No nos enredemos si la evolución se paró —no se paró—, ni si en las razas existen —llámenlas poblaciones—. ¿Afectan realmente los genes al comportamiento social?

La bronca sobre el libro de Wade, entonces, no debería despistarse con todos esos pseudoproblemas, sino con cuestiones mucho más nítidas e interesantes. No nos enredemos si la evolución se paró —no se paró—, ni si en las razas existen —llámenlas poblaciones y sigamos adelante—, sino en los asuntos verdaderamente sustanciales. Por ejemplo, ¿afectan realmente los genes al comportamiento social? ¿Qué genes, y de qué forma, y en qué medida? Si hubiera variantes genéticas que afecten al carácter disciplinado o rebelde, conservador o experimental, apaciguador o pendenciero —y es muy probable que las haya—, ¿podrían presentar distintas frecuencias en distintas poblaciones? ¿Y podría explicar eso alguna diferencia sociológica o política entre ellas? No discutamos sobre si hay genes de la inteligencia —se cuentan por docenas—, sino sobre si eso tiene algo que ver con el hecho de que los judíos, que solo suponen el 0,2% de la población mundial, hayan obtenido el 30% de los premios Nobel de este siglo.

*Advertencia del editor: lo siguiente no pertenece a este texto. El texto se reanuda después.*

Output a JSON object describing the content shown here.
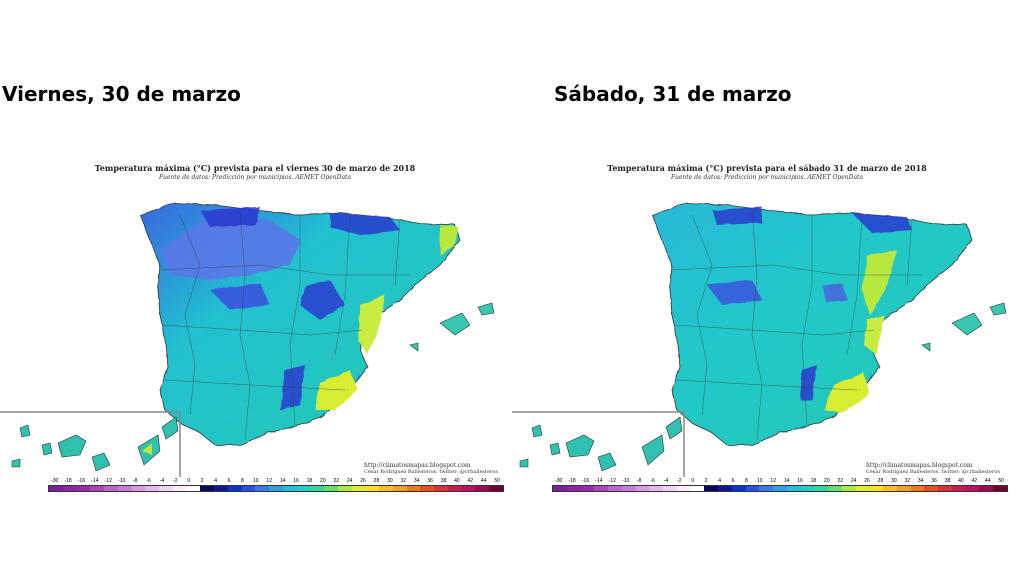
{
  "maps": [
    {
      "heading": "Viernes, 30 de marzo",
      "title": "Temperatura máxima (°C) prevista para el viernes 30 de marzo de 2018",
      "subtitle": "Fuente de datos: Predicción por municipios. AEMET OpenData",
      "credit_url": "http://climatosmapas.blogspot.com",
      "credit_author": "César Rodríguez Ballesteros. twitter: @crballesteros"
    },
    {
      "heading": "Sábado, 31 de marzo",
      "title": "Temperatura máxima (°C) prevista para el sábado 31 de marzo de 2018",
      "subtitle": "Fuente de datos: Predicción por municipios. AEMET OpenData",
      "credit_url": "http://climatosmapas.blogspot.com",
      "credit_author": "César Rodríguez Ballesteros. twitter: @crballesteros"
    }
  ],
  "legend": {
    "labels": [
      "-30",
      "-18",
      "-16",
      "-14",
      "-12",
      "-10",
      "-8",
      "-6",
      "-4",
      "-2",
      "0",
      "2",
      "4",
      "6",
      "8",
      "10",
      "12",
      "14",
      "16",
      "18",
      "20",
      "22",
      "24",
      "26",
      "28",
      "30",
      "32",
      "34",
      "36",
      "38",
      "40",
      "42",
      "44",
      "50"
    ],
    "colors": [
      "#7b1fa2",
      "#8e24aa",
      "#9c27b0",
      "#ab47bc",
      "#ba68c8",
      "#c77dd4",
      "#d79be0",
      "#e4b8ea",
      "#efd3f2",
      "#f8ecf9",
      "#ffffff",
      "#08085c",
      "#0a1a9a",
      "#1030d0",
      "#2850e8",
      "#3a78f0",
      "#2fa0e8",
      "#22c0d8",
      "#20d0c0",
      "#30d8a0",
      "#60e070",
      "#a8e840",
      "#e0ec30",
      "#f8e020",
      "#f8c020",
      "#f8a020",
      "#f07820",
      "#e85020",
      "#e03040",
      "#d01850",
      "#c01060",
      "#a00850",
      "#700030"
    ],
    "map_colors": {
      "cold_interior": "#5a78e8",
      "colder_mountains": "#2a3ad0",
      "mild_plateau": "#20c8c8",
      "warm_coast": "#b8e840",
      "ocean": "#ffffff",
      "border_lines": "#3a3a3a"
    }
  }
}
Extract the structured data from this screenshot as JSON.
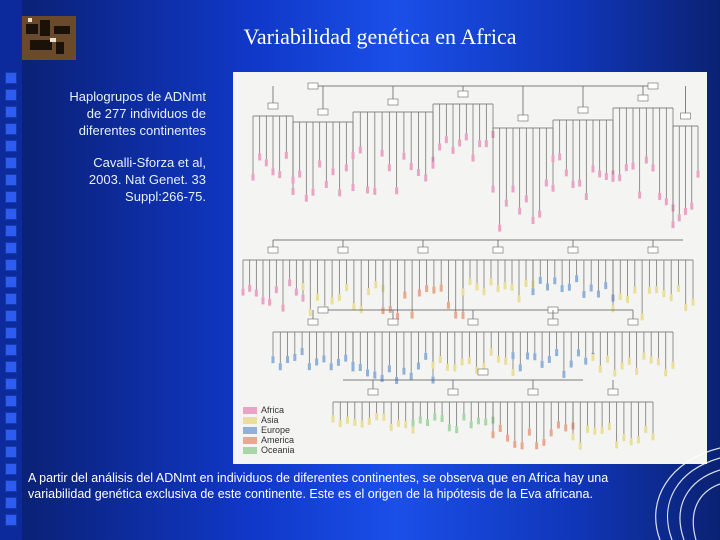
{
  "slide": {
    "title": "Variabilidad genética en Africa",
    "side_text_1": [
      "Haplogrupos de ADNmt",
      "de 277 individuos de",
      "diferentes continentes"
    ],
    "side_text_2": [
      "Cavalli-Sforza et al,",
      "2003. Nat Genet. 33",
      "Suppl:266-75."
    ],
    "bottom_text": "A partir del análisis del ADNmt en individuos de diferentes continentes, se observa que en Africa hay una variabilidad genética exclusiva de este continente. Este es el origen de la hipótesis de la Eva africana."
  },
  "figure": {
    "legend": [
      {
        "label": "Africa",
        "color": "#e9a3c4"
      },
      {
        "label": "Asia",
        "color": "#eadf9a"
      },
      {
        "label": "Europe",
        "color": "#8fb0d8"
      },
      {
        "label": "America",
        "color": "#e7a98e"
      },
      {
        "label": "Oceania",
        "color": "#a9d6a8"
      }
    ]
  }
}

No se dejen engañar por las fatuas de los genetistas (y quien les habla es uno). Wade no es un racista, ni un determinista genético, ni la última encarnación del diablo. Tampoco es judío. Puesto que la bronca se va a armar de todos modos, no solo me voy a permitir recomendarle el libro, sino también cómo leerlo: sin escándalo, dejando en suspenso el dogma recibido, inclinando la cabeza en el ángulo adecuado para entender el argumento del otro. Así se construyen las sociedades abiertas. Lo demás son manadas en la estepa del intelecto.

Una herencia incómoda. Nicholas Wade. Traducción de Joandomènec Ros. Ariel. Barcelona, 2015. 295 páginas. 20,90 euros.